If you already understood the 2nd approach, you may wonder, what if I can add a column to my Transactions table and change the [TransactionDate] format from DateTime to Date, and use a Dates Table only at the Date level.
Example:
1/1/2021 23:00 To 1/1/2021 00:00
1/2/2021 00:00 To 1/2/2021 00:00
The code gets simpler:
AVGCountRowsDateLevel :=
VAR TotalRow= SUMMARIZE(Dates,Dates[Year],Dates[MonthName])

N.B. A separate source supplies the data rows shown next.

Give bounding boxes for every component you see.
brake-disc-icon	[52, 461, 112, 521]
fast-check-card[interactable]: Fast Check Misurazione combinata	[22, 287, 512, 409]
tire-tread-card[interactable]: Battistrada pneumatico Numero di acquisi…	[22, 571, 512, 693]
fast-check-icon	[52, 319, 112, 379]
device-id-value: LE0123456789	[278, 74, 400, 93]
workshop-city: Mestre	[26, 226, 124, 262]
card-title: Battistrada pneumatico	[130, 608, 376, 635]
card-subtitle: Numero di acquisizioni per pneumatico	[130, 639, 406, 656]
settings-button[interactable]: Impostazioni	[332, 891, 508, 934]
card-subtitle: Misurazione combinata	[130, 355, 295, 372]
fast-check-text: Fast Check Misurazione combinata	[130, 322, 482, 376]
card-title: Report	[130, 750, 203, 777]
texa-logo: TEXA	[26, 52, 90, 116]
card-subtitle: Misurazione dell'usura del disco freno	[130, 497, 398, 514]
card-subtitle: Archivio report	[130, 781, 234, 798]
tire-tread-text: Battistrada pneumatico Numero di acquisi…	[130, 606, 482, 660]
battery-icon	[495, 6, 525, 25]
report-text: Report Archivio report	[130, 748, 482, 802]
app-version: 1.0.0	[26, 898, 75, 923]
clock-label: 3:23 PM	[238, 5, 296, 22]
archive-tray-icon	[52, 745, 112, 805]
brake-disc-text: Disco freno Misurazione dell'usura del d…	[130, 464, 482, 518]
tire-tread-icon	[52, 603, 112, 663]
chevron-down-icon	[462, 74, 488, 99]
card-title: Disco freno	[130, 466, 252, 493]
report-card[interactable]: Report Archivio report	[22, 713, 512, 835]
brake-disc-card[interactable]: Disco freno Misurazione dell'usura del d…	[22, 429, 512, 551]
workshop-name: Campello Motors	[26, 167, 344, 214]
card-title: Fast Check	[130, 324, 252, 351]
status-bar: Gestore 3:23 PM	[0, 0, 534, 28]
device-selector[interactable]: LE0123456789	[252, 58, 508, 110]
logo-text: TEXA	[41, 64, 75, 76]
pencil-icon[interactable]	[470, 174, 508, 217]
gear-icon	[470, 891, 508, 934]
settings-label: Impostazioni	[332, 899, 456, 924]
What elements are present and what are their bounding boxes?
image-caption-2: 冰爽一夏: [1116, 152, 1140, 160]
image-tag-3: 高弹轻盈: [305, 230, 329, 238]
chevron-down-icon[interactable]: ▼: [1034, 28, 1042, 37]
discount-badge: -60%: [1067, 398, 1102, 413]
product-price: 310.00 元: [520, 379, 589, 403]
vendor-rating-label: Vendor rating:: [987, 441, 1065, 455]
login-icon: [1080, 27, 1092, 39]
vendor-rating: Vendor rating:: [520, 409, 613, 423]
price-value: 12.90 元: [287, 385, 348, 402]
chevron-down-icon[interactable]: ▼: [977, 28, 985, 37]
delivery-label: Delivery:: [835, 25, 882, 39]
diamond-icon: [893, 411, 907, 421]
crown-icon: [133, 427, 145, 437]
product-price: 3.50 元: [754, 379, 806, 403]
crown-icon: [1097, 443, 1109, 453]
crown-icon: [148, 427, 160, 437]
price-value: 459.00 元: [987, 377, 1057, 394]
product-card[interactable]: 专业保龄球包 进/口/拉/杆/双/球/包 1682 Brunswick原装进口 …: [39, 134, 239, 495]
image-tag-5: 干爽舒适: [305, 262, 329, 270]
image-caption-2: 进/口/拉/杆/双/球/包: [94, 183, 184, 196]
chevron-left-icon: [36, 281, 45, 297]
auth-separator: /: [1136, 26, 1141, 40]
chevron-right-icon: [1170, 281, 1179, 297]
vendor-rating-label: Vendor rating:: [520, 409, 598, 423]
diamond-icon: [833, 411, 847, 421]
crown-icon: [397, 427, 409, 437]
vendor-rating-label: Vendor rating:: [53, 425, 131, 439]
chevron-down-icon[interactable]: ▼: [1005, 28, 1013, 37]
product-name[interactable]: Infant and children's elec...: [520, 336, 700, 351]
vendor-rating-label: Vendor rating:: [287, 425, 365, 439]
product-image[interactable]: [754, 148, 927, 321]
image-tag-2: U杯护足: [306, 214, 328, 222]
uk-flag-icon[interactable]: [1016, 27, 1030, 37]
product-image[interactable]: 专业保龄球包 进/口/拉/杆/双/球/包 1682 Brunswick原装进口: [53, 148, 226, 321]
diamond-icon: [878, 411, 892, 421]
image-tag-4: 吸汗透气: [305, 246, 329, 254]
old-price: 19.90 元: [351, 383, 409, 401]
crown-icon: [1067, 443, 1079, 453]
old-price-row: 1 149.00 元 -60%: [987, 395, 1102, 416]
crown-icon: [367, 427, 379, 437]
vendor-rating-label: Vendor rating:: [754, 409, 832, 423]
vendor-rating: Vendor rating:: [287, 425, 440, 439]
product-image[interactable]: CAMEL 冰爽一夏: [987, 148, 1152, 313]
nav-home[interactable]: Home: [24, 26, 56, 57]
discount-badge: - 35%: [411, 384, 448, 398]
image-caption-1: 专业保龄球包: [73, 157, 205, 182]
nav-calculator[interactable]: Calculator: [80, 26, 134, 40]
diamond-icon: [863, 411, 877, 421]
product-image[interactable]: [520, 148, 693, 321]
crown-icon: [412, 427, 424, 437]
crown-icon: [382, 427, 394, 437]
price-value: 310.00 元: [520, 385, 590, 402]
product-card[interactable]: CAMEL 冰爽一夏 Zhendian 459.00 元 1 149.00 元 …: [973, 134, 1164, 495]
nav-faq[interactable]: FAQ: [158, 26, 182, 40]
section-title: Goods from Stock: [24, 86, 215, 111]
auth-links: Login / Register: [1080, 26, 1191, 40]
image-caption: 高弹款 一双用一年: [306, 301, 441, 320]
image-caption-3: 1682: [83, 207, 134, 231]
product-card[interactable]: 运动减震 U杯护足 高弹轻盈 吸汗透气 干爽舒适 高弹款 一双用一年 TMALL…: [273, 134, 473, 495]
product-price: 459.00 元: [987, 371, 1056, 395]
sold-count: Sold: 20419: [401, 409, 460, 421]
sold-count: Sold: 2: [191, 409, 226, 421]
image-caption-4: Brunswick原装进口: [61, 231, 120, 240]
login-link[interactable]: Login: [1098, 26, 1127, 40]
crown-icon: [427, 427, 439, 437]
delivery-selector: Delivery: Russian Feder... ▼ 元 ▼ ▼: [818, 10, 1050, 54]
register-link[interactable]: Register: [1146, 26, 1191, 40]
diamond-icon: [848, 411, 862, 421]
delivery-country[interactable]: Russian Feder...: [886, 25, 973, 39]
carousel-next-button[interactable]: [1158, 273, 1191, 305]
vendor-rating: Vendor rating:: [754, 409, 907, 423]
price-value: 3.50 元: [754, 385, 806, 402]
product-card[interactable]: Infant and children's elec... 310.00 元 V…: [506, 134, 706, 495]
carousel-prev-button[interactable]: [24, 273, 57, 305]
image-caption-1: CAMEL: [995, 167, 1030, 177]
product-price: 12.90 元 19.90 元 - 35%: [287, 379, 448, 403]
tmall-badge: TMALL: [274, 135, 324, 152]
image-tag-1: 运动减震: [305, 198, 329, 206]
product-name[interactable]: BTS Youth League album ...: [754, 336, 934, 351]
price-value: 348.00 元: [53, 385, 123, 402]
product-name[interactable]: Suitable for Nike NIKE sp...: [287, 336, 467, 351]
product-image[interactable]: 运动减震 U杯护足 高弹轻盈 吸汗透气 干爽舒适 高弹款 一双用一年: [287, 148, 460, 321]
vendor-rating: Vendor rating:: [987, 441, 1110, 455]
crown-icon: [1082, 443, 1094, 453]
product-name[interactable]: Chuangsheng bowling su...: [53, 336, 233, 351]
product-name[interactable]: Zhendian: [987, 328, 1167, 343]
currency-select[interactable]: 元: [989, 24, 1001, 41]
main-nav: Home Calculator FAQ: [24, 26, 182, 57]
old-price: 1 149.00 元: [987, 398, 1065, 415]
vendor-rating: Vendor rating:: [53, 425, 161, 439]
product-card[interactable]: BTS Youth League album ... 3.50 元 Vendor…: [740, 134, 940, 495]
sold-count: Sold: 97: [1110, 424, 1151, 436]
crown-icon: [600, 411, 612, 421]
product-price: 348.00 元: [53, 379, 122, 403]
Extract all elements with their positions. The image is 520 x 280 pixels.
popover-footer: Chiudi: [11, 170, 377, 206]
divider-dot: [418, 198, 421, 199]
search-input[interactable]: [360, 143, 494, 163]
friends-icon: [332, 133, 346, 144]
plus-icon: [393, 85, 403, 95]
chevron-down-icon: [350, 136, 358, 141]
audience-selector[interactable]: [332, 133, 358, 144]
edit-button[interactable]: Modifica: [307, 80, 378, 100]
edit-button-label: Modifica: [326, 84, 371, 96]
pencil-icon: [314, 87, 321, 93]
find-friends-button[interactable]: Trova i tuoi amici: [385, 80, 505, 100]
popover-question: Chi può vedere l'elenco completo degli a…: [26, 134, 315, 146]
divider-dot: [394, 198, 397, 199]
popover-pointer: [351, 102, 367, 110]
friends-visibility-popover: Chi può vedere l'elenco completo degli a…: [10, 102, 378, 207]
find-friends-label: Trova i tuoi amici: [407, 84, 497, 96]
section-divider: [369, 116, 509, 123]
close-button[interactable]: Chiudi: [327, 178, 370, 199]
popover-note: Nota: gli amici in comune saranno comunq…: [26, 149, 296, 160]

VAR AllCJ=CROSSJOIN(SUMMARIZE(Products,Products[ProductKey]),SUMMARIZE(Dates,Dates[Date]))
VAR Excluded=
SELECTCOLUMNS(
GENERATE(Assets,
DATESBETWEEN(Dates[Date],Assets[ExcludedFromDate],Assets[ExcludedToDate]-1)),
"ProductKey", Assets[ProductKey], "Date", [Date])
VAR FilteredOut=EXCEPT(AllCJ,Excluded)
VAR Result = ADDCOLUMNS(TotalRow,"Count", CALCULATE([TCountR],KEEPFILTERS(FilteredOut)))
RETURN
AVERAGEX(Result,[Count])
And the result is the same
As I said at the beginning, this is an example, which I hope can help you find the solution.